Now I really need to introduce some new type of separator that separates planes of X's: let normal curly brackets $$\{\}$$ become $$\{\}^X$$, and the new type should be $$\{\}^{X^2}$$. Now $$X \uparrow\uparrow (X^2) = \{\cdots\cdots\}^{X^2}$$, where $$\cdots\cdots$$ just means $$X \times X$$ grid of X's, X sections of X's separated by the normal curly brackets.

For example:

$$X \uparrow\uparrow X^2 \&\ 3[2] = \{3,2 ({\{X^X\}}^{X^X}) 2\} = \{3,2 ({\{X^X\}}^{X^2}\}) 2\} = \{3,2 ({\{X^X\}}^{X*X}\}) 2\} = \{3,2 ({\{X^X\}}^{X*2}\}) 2\}$$, etc.

Then we can make $$\{\}^{X^3}$$-typed brackets that separates realms, $$\{\}^{X^4}$$-typed brackets that separates flunes, and so on. Then you may ask, how to transform $$X \uparrow\uparrow A$$ structure into a separator? Below is the process that shows how to convert $$X \uparrow\uparrow X^2 \&\ 3[2]$$ into $$\{3,2 ({\{X^X\}}^{X^X}) 2\}$$:

$$X \uparrow\uparrow X^2 \&\ 3[2] = X \uparrow\uparrow (X*X) \&\ 3[2] = X \uparrow\uparrow (X*2) \&\ 3[2]$$

$$= X \uparrow\uparrow (X+X) \&\ 3[2] = X \uparrow\uparrow (X+2) \&\ 3[2] = X^{X \uparrow\uparrow (X+1)} \&\ 3[2]$$

$$= {\{X^X\}}^{X \uparrow\uparrow X} \&\ 3[2] = {\{X^X\}}^{X \uparrow\uparrow 2} \&\ 3[2] = {\{X^X\}}^{X^X} \&\ 3[2]$$

$$= \{3,2 ({\{X^X\}}^{X^X}) 2\}$$.

In other words, we can simply evaluate all X's after $$\uparrow\uparrow$$ to p's, solve the expression, make the power tower of that many X's, and then separate each $$p^A$$ X's by $$\{\}^A$$-typed brackets.

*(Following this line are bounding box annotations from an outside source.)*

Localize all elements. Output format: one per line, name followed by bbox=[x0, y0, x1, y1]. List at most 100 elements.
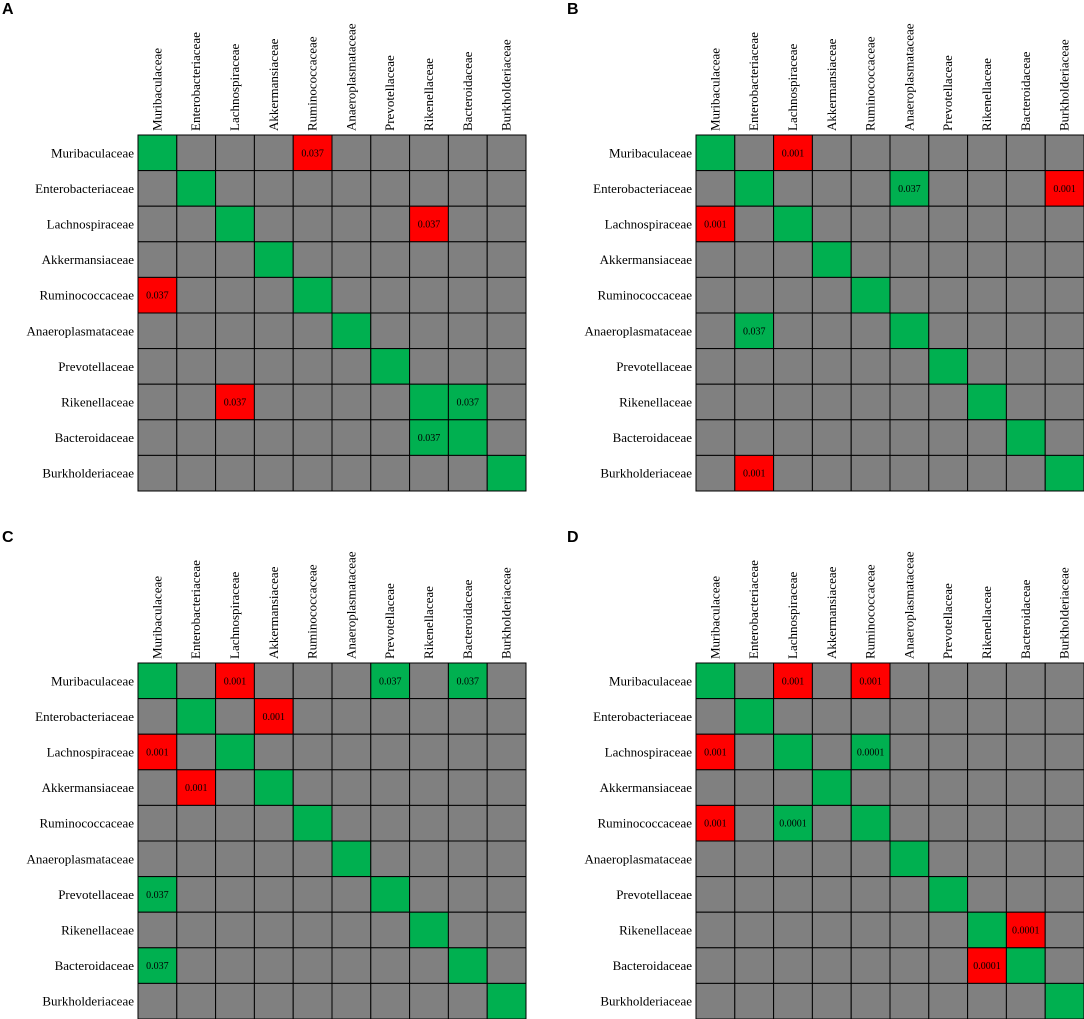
matrix-cell bbox=[176, 840, 217, 878]
matrix-cell bbox=[137, 419, 178, 456]
column-label: Muribaculaceae bbox=[707, 576, 722, 659]
matrix-cell bbox=[695, 982, 736, 1019]
matrix-cell bbox=[409, 170, 449, 207]
matrix-cell bbox=[928, 733, 969, 771]
matrix-cell bbox=[137, 241, 178, 278]
column-label: Akkermansiaceae bbox=[824, 38, 839, 131]
matrix-cell bbox=[137, 205, 178, 243]
matrix-cell bbox=[967, 241, 1007, 278]
matrix-cell bbox=[215, 947, 255, 984]
row-label: Rikenellaceae bbox=[61, 923, 134, 938]
cell-value: 0.037 bbox=[224, 398, 247, 409]
row-label: Lachnospiraceae bbox=[47, 217, 135, 232]
matrix-cell bbox=[773, 383, 813, 421]
matrix-cell bbox=[734, 947, 775, 984]
matrix-cell bbox=[773, 982, 813, 1019]
column-label: Akkermansiaceae bbox=[266, 38, 281, 131]
matrix-cell bbox=[331, 241, 372, 278]
matrix-cell bbox=[850, 134, 891, 172]
matrix-cell bbox=[928, 698, 969, 735]
matrix-cell bbox=[409, 454, 449, 492]
matrix-cell bbox=[967, 876, 1007, 913]
matrix-cell bbox=[967, 804, 1007, 842]
column-label: Burkholderiaceae bbox=[499, 567, 514, 659]
matrix-cell bbox=[734, 419, 775, 456]
diagonal-cell bbox=[695, 662, 736, 700]
matrix-cell bbox=[137, 170, 178, 207]
matrix-cell bbox=[773, 698, 813, 735]
matrix-cell bbox=[811, 698, 852, 735]
matrix-cell bbox=[928, 982, 969, 1019]
cell-value: 0.037 bbox=[146, 291, 169, 302]
matrix-cell bbox=[370, 241, 411, 278]
row-label: Akkermansiaceae bbox=[600, 780, 693, 795]
matrix-cell bbox=[1044, 348, 1084, 385]
matrix-cell bbox=[967, 419, 1007, 456]
matrix-cell bbox=[486, 134, 527, 172]
matrix-cell bbox=[889, 134, 930, 172]
column-label: Prevotellaceae bbox=[940, 55, 955, 131]
row-label: Burkholderiaceae bbox=[42, 994, 134, 1009]
matrix-cell bbox=[447, 134, 488, 172]
matrix-cell bbox=[370, 170, 411, 207]
matrix-cell bbox=[176, 348, 217, 385]
column-label: Bacteroidaceae bbox=[1018, 579, 1033, 659]
matrix-cell bbox=[409, 134, 449, 172]
cell-value: 0.001 bbox=[859, 676, 882, 687]
cell-value: 0.001 bbox=[224, 676, 247, 687]
matrix-cell bbox=[850, 876, 891, 913]
column-label: Rikenellaceae bbox=[979, 586, 994, 659]
cell-value: 0.001 bbox=[704, 819, 727, 830]
cell-value: 0.001 bbox=[704, 220, 727, 231]
matrix-cell bbox=[486, 876, 527, 913]
matrix-cell bbox=[1005, 840, 1046, 878]
matrix-cell bbox=[253, 348, 294, 385]
matrix-cell bbox=[850, 698, 891, 735]
matrix-cell bbox=[734, 205, 775, 243]
matrix-cell bbox=[253, 205, 294, 243]
matrix-cell bbox=[409, 698, 449, 735]
matrix-cell bbox=[137, 312, 178, 350]
matrix-cell bbox=[734, 662, 775, 700]
row-label: Anaeroplasmataceae bbox=[584, 851, 692, 866]
matrix-cell bbox=[331, 769, 372, 806]
matrix-cell bbox=[889, 804, 930, 842]
matrix-cell bbox=[253, 840, 294, 878]
diagonal-cell bbox=[850, 804, 891, 842]
matrix-cell bbox=[253, 662, 294, 700]
matrix-cell bbox=[292, 454, 333, 492]
row-label: Anaeroplasmataceae bbox=[26, 323, 134, 338]
column-label: Anaeroplasmataceae bbox=[901, 23, 916, 131]
matrix-cell bbox=[1005, 348, 1046, 385]
matrix-cell bbox=[486, 419, 527, 456]
row-label: Prevotellaceae bbox=[616, 359, 692, 374]
matrix-cell bbox=[850, 383, 891, 421]
matrix-cell bbox=[253, 419, 294, 456]
significant-cell bbox=[1005, 911, 1046, 949]
matrix-cell bbox=[253, 947, 294, 984]
matrix-cell bbox=[811, 840, 852, 878]
matrix-cell bbox=[695, 241, 736, 278]
column-label: Rikenellaceae bbox=[979, 58, 994, 131]
matrix-cell bbox=[447, 454, 488, 492]
matrix-cell bbox=[409, 982, 449, 1019]
matrix-cell bbox=[773, 419, 813, 456]
panel-letter: A bbox=[2, 1, 14, 18]
column-label: Lachnospiraceae bbox=[227, 43, 242, 131]
matrix-cell bbox=[1005, 769, 1046, 806]
matrix-cell bbox=[137, 769, 178, 806]
matrix-cell bbox=[137, 982, 178, 1019]
matrix-cell bbox=[928, 911, 969, 949]
matrix-cell bbox=[734, 804, 775, 842]
diagonal-cell bbox=[1005, 419, 1046, 456]
matrix-cell bbox=[447, 769, 488, 806]
matrix-cell bbox=[215, 804, 255, 842]
matrix-cell bbox=[486, 276, 527, 314]
matrix-cell bbox=[176, 662, 217, 700]
matrix-cell bbox=[409, 348, 449, 385]
matrix-cell bbox=[292, 698, 333, 735]
significant-cell bbox=[773, 662, 813, 700]
matrix-cell bbox=[253, 876, 294, 913]
matrix-cell bbox=[1044, 276, 1084, 314]
matrix-cell bbox=[889, 662, 930, 700]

Notice that C can be also tetrational structure itself, for instance $$X \uparrow\uparrow (X \uparrow\uparrow (X+1))$$, and we eventually can come to the point where one type of brackets expresses another. This is the limit of pentational arrays.

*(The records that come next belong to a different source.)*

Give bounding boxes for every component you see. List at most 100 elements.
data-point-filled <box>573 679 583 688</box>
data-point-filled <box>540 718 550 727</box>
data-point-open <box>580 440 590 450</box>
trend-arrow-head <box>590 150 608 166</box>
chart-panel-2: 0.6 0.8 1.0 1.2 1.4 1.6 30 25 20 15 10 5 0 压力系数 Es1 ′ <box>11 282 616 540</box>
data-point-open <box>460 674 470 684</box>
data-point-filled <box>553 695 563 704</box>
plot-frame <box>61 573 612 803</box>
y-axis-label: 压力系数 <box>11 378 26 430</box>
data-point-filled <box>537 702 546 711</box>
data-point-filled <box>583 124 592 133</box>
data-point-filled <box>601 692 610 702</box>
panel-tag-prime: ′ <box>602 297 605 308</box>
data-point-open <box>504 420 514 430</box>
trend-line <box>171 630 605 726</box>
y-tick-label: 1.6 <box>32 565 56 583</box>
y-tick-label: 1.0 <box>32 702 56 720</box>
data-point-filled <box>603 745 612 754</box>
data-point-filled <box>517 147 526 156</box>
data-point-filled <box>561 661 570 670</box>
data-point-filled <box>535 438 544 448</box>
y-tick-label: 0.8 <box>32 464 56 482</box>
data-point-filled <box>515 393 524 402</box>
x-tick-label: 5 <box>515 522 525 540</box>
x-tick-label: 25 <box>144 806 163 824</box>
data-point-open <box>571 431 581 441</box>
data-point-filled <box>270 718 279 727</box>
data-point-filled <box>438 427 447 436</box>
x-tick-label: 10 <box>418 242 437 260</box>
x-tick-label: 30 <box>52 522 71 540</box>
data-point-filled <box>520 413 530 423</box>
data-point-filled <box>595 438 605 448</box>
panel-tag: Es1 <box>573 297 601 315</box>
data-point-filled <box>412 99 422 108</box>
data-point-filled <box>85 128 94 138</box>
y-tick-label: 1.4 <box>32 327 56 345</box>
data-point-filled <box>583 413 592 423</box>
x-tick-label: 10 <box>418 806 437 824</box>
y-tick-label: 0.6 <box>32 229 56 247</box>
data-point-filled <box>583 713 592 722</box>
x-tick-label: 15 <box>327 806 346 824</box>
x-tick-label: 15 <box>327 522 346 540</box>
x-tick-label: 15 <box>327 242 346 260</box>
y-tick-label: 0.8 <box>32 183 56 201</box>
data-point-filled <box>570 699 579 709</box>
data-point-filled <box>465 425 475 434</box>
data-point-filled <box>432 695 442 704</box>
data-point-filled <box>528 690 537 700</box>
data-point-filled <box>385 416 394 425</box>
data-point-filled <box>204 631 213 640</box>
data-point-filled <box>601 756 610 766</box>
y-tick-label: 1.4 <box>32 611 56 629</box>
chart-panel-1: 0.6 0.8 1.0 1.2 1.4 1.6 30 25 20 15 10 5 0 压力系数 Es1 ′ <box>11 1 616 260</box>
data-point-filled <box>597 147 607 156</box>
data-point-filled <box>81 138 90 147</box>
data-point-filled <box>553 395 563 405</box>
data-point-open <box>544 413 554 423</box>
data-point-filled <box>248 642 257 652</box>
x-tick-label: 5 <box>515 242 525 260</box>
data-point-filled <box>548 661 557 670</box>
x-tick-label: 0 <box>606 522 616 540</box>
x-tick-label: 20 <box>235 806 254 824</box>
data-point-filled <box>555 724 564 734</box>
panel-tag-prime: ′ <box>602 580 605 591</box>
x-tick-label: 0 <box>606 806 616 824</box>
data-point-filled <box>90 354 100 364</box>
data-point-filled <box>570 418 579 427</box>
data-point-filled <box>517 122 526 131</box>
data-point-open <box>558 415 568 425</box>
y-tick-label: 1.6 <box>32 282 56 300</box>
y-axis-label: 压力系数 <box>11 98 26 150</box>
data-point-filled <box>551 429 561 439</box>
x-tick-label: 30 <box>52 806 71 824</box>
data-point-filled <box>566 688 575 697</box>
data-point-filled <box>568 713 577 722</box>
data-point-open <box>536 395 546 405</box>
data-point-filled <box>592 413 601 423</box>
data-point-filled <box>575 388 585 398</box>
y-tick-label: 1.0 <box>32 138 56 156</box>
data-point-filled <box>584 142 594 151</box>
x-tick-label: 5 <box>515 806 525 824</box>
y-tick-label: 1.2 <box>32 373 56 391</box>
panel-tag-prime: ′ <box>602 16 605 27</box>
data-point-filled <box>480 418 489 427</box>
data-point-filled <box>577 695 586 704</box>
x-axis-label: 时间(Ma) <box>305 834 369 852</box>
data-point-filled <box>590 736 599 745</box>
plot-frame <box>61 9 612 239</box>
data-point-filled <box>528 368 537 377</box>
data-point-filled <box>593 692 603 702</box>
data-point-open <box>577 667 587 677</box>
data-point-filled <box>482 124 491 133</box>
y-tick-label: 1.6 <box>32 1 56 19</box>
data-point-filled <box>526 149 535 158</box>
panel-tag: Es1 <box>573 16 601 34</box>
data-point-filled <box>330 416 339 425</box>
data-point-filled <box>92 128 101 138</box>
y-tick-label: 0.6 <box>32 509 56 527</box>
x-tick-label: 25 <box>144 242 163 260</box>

We can also recall $$\{\}^A = \{\}^{X \uparrow\uparrow A}$$ like I did similar replaces for tetrational arrays, and continue my hierarchy even further, for example, if $$X \uparrow\uparrow\uparrow X = \{X \uparrow\uparrow X \uparrow\uparrow X \cdots X \uparrow\uparrow X \uparrow\uparrow X\}^{X \uparrow\uparrow\uparrow X}$$, then we can take $$X \uparrow\uparrow\uparrow (X+1) = \{X \uparrow\uparrow X \uparrow\uparrow X \cdots X \uparrow\uparrow X \uparrow\uparrow X\}^{X \uparrow\uparrow\uparrow X} \uparrow\uparrow X$$. And we get larger and larger numbers.